Tanzania and Netherlands Sign MoU to Boost Horticulture Production and Marketing Collaborations
Tanzania has signed a Memorandum of Understanding (MoU) with Netherlands, a move that will enable the East African country increase its horticulture products market acceptance, boost agricultural trade efficiency, and generate more jobs and foreign revenues.
The MoU that outlined particular areas of collaboration was signed in Dodoma with Tanzania represented by Gerald Mweli, Permanent Secretary in the Ministry of Agriculture while Ambassador Wiebe de Boer represented Netherlands’ Ministry of Agriculture, Nature, and Food Quality.
It was also witnessed by Mr. Bart Pauwels, regional agricultural counselor for the Dutch Embassy, and members of the Tanzania Horticultural Association (TAHA).
According to Boer, Netherlands has been providing information, skills, technology, and innovations for sustainable horticulture commerce to fulfill the rising need for food in Tanzania and the surrounding areas.
“Tanzania and the Netherlands have a long-standing cooperation that spans over 40 years. There are about 80 Dutch companies operating in Tanzania; 70 per cent have invested in the agricultural sector, the majority of which are in the horticultural sector,” said Boer.
The Tanzania Plant Health and Pesticide Authority (TPHPA), National Plant Protection Organizations (NPPOs) and the Netherlands Food and Consumer Product Safety Authority (NVWA) have been charged by the duty of carrying out the terms of the agreed MoU.
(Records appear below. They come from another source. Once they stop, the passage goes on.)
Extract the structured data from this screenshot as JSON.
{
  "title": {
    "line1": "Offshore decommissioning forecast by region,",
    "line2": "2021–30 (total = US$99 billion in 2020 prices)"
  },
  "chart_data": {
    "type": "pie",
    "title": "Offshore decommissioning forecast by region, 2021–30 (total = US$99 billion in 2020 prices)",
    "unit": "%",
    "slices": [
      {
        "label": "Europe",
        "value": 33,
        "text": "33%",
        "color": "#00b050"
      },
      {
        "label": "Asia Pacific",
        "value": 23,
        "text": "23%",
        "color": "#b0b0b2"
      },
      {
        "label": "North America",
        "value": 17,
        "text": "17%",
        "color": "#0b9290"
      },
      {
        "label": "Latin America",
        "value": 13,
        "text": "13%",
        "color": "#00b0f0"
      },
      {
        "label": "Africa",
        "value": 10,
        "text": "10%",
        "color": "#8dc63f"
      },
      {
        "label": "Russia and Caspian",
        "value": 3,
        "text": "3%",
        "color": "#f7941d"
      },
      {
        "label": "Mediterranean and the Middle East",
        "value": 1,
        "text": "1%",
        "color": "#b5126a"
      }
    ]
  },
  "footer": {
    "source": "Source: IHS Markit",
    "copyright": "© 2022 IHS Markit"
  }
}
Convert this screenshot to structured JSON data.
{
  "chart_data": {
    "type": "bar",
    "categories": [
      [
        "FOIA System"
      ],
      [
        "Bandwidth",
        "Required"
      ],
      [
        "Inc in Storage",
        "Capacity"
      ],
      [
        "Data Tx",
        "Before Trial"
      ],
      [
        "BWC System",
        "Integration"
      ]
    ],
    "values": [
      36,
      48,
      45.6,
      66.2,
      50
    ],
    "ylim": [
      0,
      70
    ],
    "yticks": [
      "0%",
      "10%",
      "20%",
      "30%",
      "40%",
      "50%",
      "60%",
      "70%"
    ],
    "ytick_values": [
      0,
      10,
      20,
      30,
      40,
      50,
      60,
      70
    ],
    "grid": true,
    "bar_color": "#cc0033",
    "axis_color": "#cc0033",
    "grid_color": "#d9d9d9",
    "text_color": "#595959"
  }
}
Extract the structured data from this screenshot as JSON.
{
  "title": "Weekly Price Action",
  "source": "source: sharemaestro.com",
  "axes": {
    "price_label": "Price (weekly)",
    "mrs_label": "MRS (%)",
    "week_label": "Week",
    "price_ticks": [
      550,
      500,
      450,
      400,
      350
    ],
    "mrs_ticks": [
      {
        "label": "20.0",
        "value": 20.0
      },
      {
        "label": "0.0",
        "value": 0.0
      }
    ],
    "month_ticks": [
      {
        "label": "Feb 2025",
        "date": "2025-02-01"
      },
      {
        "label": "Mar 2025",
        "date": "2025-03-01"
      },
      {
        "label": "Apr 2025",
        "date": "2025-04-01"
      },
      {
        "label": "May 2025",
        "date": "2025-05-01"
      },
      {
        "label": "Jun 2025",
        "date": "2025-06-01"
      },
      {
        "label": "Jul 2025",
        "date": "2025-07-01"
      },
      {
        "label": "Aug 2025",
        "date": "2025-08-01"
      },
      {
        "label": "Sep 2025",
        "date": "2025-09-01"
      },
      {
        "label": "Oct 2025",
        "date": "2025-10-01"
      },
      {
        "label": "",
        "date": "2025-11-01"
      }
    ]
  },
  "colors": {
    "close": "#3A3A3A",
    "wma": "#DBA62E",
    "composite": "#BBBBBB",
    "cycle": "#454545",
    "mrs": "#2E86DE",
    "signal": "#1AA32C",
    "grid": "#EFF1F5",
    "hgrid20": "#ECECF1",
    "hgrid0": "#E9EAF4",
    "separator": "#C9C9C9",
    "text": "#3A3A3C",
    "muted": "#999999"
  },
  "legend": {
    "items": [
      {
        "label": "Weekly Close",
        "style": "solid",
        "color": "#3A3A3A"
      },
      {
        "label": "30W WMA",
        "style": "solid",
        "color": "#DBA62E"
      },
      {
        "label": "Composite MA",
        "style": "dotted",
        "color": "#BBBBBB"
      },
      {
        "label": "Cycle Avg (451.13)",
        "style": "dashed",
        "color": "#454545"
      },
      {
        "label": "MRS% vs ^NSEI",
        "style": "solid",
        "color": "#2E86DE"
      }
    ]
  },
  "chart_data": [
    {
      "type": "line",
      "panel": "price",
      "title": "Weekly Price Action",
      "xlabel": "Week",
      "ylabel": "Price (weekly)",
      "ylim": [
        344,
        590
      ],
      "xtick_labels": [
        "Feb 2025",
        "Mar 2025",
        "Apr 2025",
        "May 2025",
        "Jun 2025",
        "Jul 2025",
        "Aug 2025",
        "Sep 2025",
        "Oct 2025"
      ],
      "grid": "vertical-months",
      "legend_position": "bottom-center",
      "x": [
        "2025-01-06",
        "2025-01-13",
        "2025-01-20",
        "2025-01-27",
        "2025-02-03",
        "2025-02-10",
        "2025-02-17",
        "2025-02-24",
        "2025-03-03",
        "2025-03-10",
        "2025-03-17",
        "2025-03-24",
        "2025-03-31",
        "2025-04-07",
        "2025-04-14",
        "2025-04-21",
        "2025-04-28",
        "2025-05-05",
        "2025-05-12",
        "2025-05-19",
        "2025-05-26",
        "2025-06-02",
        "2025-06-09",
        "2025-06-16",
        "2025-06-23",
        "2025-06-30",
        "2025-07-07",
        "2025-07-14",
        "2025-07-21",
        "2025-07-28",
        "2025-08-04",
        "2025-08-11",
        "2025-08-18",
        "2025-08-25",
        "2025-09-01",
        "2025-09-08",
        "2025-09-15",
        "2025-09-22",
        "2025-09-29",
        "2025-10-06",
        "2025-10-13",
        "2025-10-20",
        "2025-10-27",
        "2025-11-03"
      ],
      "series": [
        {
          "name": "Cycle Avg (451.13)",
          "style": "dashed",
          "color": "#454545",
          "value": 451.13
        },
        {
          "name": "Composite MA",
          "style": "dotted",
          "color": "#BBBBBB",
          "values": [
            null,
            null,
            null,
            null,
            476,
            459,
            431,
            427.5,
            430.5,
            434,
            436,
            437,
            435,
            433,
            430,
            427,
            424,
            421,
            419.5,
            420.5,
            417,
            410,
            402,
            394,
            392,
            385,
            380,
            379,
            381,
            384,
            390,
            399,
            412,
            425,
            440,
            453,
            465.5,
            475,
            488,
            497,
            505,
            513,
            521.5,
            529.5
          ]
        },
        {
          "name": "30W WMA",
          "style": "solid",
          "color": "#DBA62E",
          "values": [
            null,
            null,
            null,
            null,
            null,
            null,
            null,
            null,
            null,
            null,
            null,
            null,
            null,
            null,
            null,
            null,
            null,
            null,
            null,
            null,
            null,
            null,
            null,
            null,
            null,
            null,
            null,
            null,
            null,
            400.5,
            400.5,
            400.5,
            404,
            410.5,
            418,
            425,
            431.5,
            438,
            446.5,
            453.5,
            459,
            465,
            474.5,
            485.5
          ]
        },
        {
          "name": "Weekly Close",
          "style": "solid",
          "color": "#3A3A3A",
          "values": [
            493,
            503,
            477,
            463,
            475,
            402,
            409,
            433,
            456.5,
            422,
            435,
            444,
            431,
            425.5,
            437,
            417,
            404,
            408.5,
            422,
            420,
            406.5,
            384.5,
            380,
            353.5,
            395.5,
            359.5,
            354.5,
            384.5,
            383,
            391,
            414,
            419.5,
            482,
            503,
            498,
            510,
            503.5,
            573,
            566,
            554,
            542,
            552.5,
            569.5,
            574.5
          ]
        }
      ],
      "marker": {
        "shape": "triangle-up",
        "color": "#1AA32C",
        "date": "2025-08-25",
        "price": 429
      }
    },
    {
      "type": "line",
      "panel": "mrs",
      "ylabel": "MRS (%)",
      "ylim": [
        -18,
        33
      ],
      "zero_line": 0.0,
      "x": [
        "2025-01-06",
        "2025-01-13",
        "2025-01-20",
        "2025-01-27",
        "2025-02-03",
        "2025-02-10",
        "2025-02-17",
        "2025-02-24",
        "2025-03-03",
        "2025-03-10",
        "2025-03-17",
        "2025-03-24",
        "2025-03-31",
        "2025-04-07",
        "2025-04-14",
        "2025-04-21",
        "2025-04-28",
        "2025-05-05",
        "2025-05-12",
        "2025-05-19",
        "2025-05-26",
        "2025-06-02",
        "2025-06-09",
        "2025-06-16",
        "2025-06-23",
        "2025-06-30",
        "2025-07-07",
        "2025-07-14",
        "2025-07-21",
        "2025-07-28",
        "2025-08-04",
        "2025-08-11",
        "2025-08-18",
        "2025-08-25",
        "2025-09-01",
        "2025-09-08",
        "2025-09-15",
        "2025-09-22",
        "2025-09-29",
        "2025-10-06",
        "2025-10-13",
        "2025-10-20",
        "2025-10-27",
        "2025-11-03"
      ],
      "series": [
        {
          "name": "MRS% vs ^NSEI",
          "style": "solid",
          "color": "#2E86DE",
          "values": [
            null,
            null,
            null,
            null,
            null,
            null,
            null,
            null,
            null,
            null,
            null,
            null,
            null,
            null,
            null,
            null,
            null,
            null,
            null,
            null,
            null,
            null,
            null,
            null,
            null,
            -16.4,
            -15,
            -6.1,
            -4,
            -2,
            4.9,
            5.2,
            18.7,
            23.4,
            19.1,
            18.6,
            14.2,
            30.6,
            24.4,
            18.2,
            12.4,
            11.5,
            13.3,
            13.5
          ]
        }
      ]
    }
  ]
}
Tanzania’s horticulture industry
This comes at a time Tanzania’s horticulture industry has been experiencing rapid expansion over the past three decades and is now one of the country’s main sources of foreign income.
Horticulture exports made up a sizeable share of the total export value in 2019 and totaled $779 million. Approximately 4.5 million farmers, both small and large-scale, primarily rely on this industry for their livelihoods. The majority of these farmers are women and young people, according to the sector report.
Export certification challenges
TPHPA normally provides a number of certificates each year but it takes a lot of time to write and sign each as the process is done by hand.
Also, paper certificates are permanent records that cannot be changed if an input error is made or if the features of the export consignment change while the export is being processed.
Changes in cargo space which occur often during ordinary export operations may force the need to adjust the number of goods to be shipped.
Because a paper certificate is included with a shipment when it is exported, it is challenging for port officials in an importing nation to pre-clear a shipment with a known history prior to its arrival, which causes unneeded delays at ports, even for regular goods.